3 Toen zeide hij: Ga heen, vraag buitenshuis vaten van al uw buren, ledige vaten; laat het er niet weinige zijn.
4 Ga dan naar binnen, sluit de deur toe achter u en uw zonen en giet in al die vaten; en wat vol is, moet ge laten wegzetten.
5 Zij ging van hem weg, sloot de deur achter zich en haar zonen toe; dezen plaatsten steeds (de vaten) bij haar en zij goot steeds door.
6 Toen de vaten vol waren, zeide zij tot haar zoon: Breng mij nog een vat. Maar hij zeide tot haar: Er is geen vat meer. Toen hield de olie op te stromen.
7 Zij ging het de man Gods vertellen, en deze zeide: Ga heen, verkoop de olie en betaal uw schuld, en leef met uw zonen van het overige.
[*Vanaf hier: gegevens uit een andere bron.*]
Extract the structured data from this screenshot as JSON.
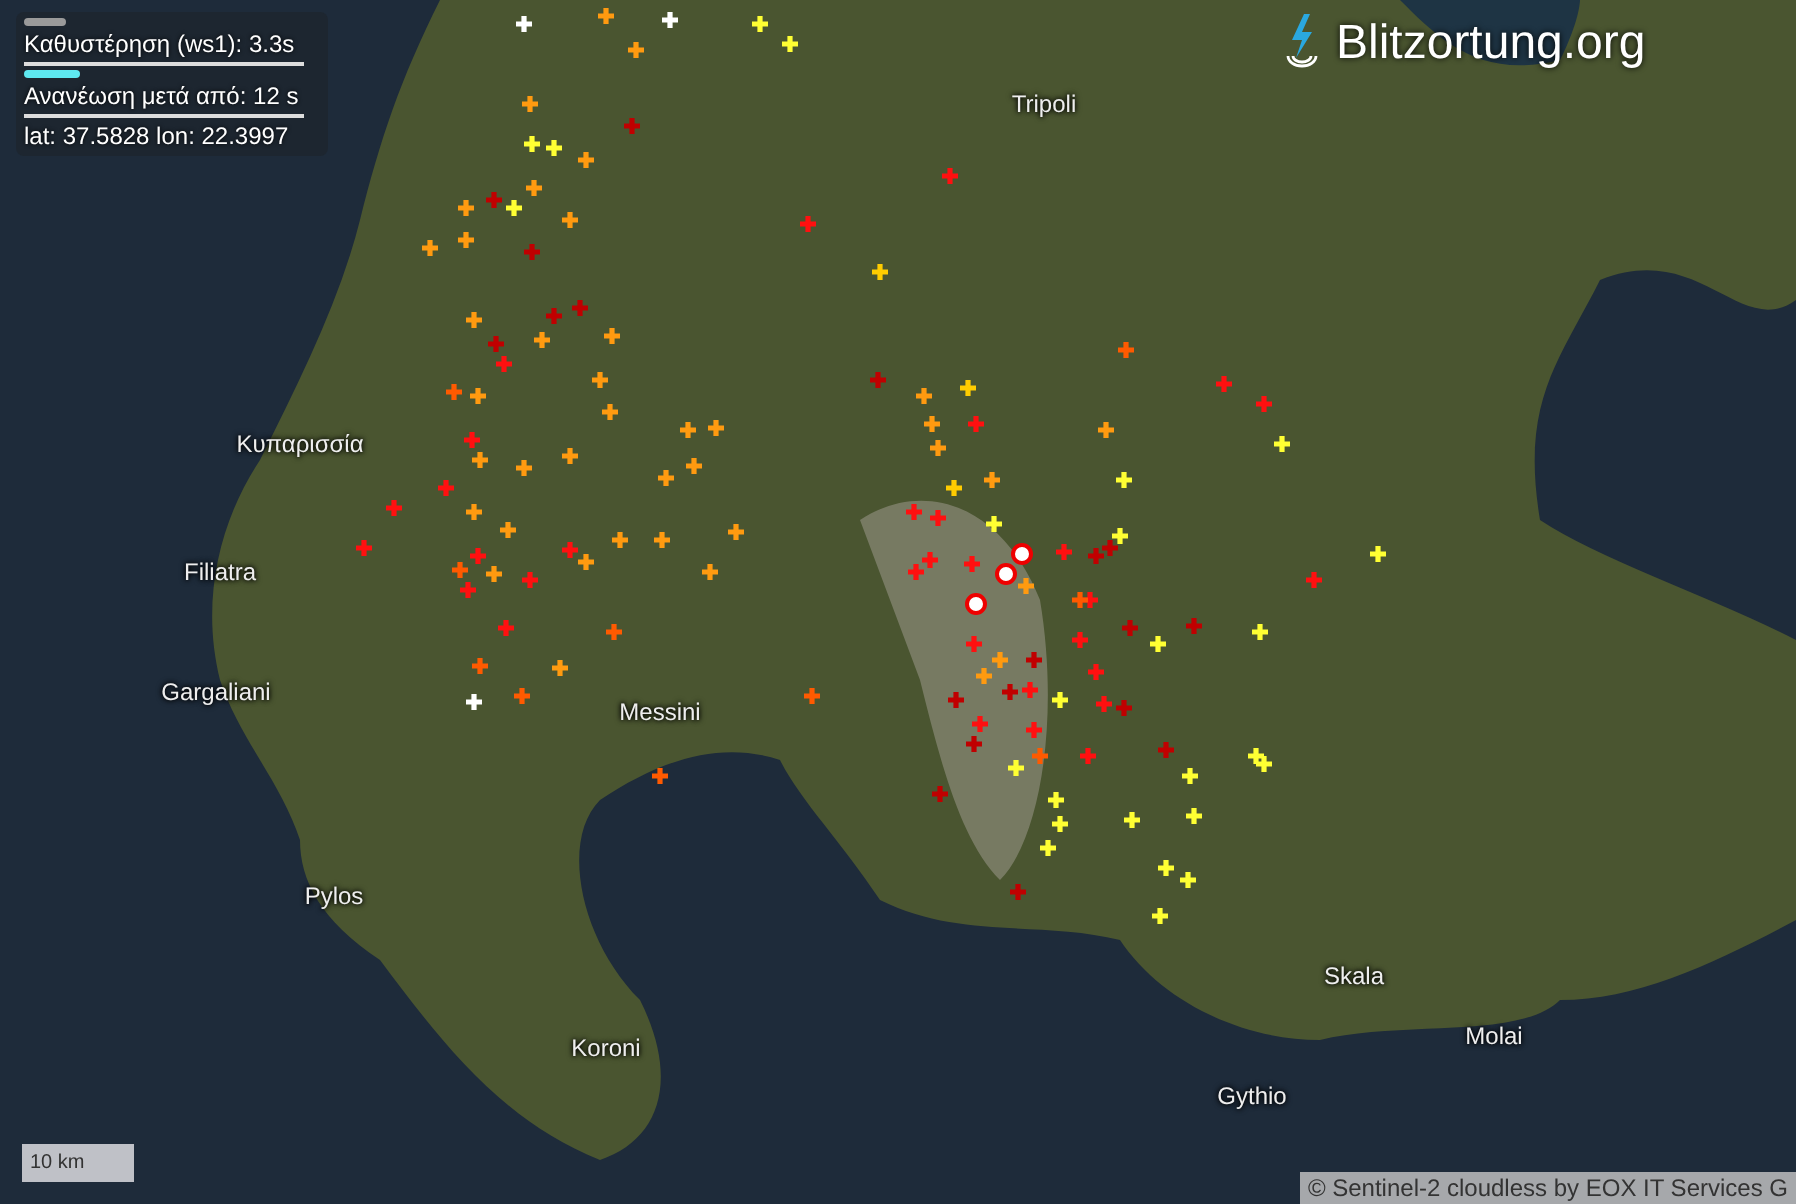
{
  "info_panel": {
    "delay": {
      "label": "Καθυστέρηση (ws1): 3.3s",
      "level": 0.15
    },
    "refresh": {
      "label": "Ανανέωση μετά από: 12 s",
      "level": 0.2
    },
    "coordinates": "lat: 37.5828 lon: 22.3997"
  },
  "logo": {
    "text": "Blitzortung.org"
  },
  "map_labels": [
    "Tripoli",
    "Κυπαρισσία",
    "Filiatra",
    "Gargaliani",
    "Messini",
    "Pylos",
    "Koroni",
    "Skala",
    "Molai",
    "Gythio"
  ],
  "scale": "10 km",
  "attribution": "© Sentinel-2 cloudless by EOX IT Services G"
}
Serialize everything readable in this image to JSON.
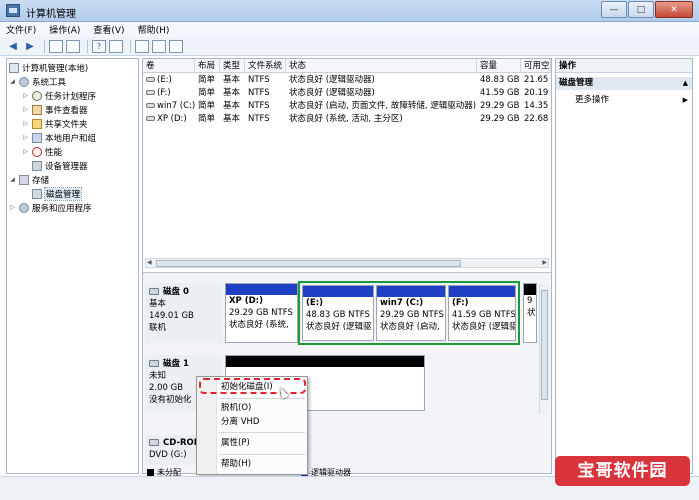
{
  "window": {
    "title": "计算机管理",
    "minimize": "—",
    "maximize": "□",
    "close": "✕"
  },
  "menu": [
    "文件(F)",
    "操作(A)",
    "查看(V)",
    "帮助(H)"
  ],
  "toolbar": {
    "back": "◀",
    "forward": "▶",
    "help": "?"
  },
  "tree": {
    "root": "计算机管理(本地)",
    "system_tools": "系统工具",
    "task_scheduler": "任务计划程序",
    "event_viewer": "事件查看器",
    "shared_folders": "共享文件夹",
    "local_users": "本地用户和组",
    "performance": "性能",
    "device_manager": "设备管理器",
    "storage": "存储",
    "disk_management": "磁盘管理",
    "services": "服务和应用程序"
  },
  "volume_table": {
    "columns": [
      "卷",
      "布局",
      "类型",
      "文件系统",
      "状态",
      "容量",
      "可用空"
    ],
    "rows": [
      {
        "volume": "(E:)",
        "layout": "简单",
        "type": "基本",
        "fs": "NTFS",
        "status": "状态良好 (逻辑驱动器)",
        "capacity": "48.83 GB",
        "free": "21.65"
      },
      {
        "volume": "(F:)",
        "layout": "简单",
        "type": "基本",
        "fs": "NTFS",
        "status": "状态良好 (逻辑驱动器)",
        "capacity": "41.59 GB",
        "free": "20.19"
      },
      {
        "volume": "win7 (C:)",
        "layout": "简单",
        "type": "基本",
        "fs": "NTFS",
        "status": "状态良好 (启动, 页面文件, 故障转储, 逻辑驱动器)",
        "capacity": "29.29 GB",
        "free": "14.35"
      },
      {
        "volume": "XP (D:)",
        "layout": "简单",
        "type": "基本",
        "fs": "NTFS",
        "status": "状态良好 (系统, 活动, 主分区)",
        "capacity": "29.29 GB",
        "free": "22.68"
      }
    ]
  },
  "disk0": {
    "name": "磁盘 0",
    "type": "基本",
    "size": "149.01 GB",
    "state": "联机",
    "partitions": [
      {
        "title": "XP  (D:)",
        "size": "29.29 GB NTFS",
        "status": "状态良好 (系统,"
      },
      {
        "title": "(E:)",
        "size": "48.83 GB NTFS",
        "status": "状态良好 (逻辑驱"
      },
      {
        "title": "win7  (C:)",
        "size": "29.29 GB NTFS",
        "status": "状态良好 (启动,"
      },
      {
        "title": "(F:)",
        "size": "41.59 GB NTFS",
        "status": "状态良好 (逻辑驱"
      },
      {
        "title": "",
        "size": "9",
        "status": "状"
      }
    ]
  },
  "disk1": {
    "name": "磁盘 1",
    "type": "未知",
    "size": "2.00 GB",
    "state": "没有初始化"
  },
  "cdrom": {
    "name": "CD-ROI",
    "drive": "DVD (G:)"
  },
  "legend": {
    "unallocated": "未分配",
    "logical": "逻辑驱动器",
    "unallocated_color": "#000000",
    "primary_color": "#1f3fc4"
  },
  "context_menu": {
    "initialize": "初始化磁盘(I)",
    "offline": "脱机(O)",
    "detach_vhd": "分离 VHD",
    "properties": "属性(P)",
    "help": "帮助(H)"
  },
  "actions": {
    "header": "操作",
    "section": "磁盘管理",
    "more": "更多操作",
    "arrow_up": "▲",
    "arrow_right": "▶"
  },
  "watermark": "宝哥软件园"
}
8 Op zekere dag begaf Elisa zich naar Sunem. Daar woonde een welgestelde vrouw, die bij hem aandrong, dat hij zou blijven eten. En zo vaak hij op zijn doorreis daar kwam, ging hij erheen om te eten.
9 En zij zeide tot haar man: Zie toch, ik weet, dat het een heilige man Gods is, die altijd bij ons aankomt.